Front. Educ., 21 January 2026

Sec. Digital Learning Innovations

Volume 11 - 2026 | https://doi.org/10.3389/feduc.2026.1720563

Algorithmic dependence and digital colonialism: a conceptual framework for artificial intelligence in education and knowledge systems of the Global South

  • 1Faculty of Medicine, Ain Shams University, Cairo, Egypt
  • 2Rabdan Academy, Abu Dhabi, United Arab Emirates

1 Introduction

AI's integration into education has accelerated across all regions, driven by ambitions of efficiency, personalization, and expanded access. International organizations such as UNESCO (2021) and the OECD (2023) increasingly frame AI as a mechanism for educational equity and knowledge democratization. However, these narratives often obscure a parallel development: the consolidation of AI infrastructures—including training data, model architectures, analytics platforms, and academic publishing systems—within a small number of Global North corporations and states (Crawford, 2021). This concentration produces dependencies that extend beyond technical adoption into the epistemic foundations of education.

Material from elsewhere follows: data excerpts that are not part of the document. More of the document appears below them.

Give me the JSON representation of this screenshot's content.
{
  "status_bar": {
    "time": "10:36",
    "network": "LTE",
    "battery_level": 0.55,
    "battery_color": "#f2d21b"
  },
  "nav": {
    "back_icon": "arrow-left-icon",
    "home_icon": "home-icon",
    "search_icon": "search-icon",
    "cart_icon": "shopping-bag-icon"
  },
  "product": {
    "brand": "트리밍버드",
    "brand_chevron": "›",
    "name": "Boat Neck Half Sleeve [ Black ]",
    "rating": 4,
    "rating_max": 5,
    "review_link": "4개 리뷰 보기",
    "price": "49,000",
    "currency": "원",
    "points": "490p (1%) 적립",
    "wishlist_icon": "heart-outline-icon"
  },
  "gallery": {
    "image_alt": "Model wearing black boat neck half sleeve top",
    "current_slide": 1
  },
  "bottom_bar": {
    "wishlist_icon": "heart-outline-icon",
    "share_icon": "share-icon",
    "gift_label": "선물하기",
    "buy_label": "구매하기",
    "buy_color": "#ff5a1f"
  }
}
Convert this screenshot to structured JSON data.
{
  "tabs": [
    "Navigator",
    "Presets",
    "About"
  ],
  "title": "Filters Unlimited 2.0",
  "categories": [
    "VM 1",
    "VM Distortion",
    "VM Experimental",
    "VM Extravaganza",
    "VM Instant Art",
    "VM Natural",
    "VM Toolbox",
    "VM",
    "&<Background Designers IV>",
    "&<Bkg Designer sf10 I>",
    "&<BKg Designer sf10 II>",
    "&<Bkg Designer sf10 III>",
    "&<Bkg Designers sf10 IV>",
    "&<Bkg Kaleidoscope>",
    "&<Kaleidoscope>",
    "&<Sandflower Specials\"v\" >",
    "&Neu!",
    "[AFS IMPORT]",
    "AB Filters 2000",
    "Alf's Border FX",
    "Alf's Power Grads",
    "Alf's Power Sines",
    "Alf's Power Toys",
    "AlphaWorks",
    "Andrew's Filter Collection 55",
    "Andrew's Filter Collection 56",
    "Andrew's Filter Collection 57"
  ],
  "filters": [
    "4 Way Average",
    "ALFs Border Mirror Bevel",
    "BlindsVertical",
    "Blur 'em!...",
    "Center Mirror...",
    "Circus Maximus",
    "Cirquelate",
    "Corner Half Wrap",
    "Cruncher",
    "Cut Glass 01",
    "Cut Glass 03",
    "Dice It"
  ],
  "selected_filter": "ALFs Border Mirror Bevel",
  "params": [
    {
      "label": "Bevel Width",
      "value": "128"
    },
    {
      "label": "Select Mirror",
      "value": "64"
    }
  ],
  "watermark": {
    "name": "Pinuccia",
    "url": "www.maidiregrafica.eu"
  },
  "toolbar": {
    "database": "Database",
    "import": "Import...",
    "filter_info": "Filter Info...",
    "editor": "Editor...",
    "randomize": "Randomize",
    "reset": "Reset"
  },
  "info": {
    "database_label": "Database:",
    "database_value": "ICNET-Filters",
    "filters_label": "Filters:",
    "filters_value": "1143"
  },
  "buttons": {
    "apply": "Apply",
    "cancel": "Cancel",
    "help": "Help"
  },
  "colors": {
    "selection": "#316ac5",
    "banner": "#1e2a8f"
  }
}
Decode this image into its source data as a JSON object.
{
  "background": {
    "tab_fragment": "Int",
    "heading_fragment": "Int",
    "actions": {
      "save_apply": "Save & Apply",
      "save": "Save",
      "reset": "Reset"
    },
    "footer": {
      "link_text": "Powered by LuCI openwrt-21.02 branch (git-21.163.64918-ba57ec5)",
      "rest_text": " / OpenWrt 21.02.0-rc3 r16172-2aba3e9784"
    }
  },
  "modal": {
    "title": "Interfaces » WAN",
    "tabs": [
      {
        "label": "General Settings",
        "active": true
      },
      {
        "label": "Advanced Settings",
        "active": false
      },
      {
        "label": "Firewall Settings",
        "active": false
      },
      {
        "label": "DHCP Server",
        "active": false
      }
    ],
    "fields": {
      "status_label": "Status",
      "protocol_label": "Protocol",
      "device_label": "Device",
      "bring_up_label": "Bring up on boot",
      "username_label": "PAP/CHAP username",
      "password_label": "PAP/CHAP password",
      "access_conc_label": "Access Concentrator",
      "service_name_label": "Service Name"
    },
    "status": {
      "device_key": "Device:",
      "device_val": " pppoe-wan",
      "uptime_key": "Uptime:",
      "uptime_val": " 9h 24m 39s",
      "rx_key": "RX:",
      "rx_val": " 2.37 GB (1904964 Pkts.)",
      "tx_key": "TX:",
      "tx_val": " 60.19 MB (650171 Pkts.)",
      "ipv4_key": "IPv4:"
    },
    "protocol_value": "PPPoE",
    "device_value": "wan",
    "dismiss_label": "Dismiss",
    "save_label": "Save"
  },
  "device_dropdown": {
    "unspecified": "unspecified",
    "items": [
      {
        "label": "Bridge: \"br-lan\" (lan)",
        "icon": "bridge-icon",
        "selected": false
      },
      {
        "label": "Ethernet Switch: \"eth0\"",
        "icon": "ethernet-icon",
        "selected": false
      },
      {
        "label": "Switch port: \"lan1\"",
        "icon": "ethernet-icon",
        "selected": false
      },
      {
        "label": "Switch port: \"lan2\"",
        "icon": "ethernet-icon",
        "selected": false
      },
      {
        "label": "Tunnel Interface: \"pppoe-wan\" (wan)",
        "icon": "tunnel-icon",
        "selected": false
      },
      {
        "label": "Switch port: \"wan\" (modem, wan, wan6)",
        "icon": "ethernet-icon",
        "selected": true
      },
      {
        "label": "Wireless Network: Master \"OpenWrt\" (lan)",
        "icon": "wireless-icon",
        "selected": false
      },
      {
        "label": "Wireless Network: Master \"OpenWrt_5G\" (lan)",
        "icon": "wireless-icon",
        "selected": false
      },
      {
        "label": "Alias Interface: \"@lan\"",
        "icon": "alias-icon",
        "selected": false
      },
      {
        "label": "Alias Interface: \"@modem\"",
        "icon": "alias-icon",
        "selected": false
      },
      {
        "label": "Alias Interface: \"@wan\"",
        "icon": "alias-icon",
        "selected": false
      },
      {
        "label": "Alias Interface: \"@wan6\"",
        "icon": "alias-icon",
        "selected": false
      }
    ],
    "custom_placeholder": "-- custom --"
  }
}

Across the Global South, universities and education systems increasingly rely on proprietary AI-enabled platforms such as Turnitin for plagiarism detection, Elsevier's Scopus for research analytics, and Google or Microsoft cloud ecosystems for teaching and learning. These systems are developed within specific epistemic, linguistic, and regulatory contexts, embedding assumptions about originality, relevance, quality, and authority. For example, Scopus indexing practices privilege English-language journals and Global North publication venues, systematically marginalizing regional scholarship (Sangwa et al., 2025). In this way, AI-mediated infrastructures shape not only how education is delivered, but also which forms of knowledge are rendered visible, legitimate, and valuable.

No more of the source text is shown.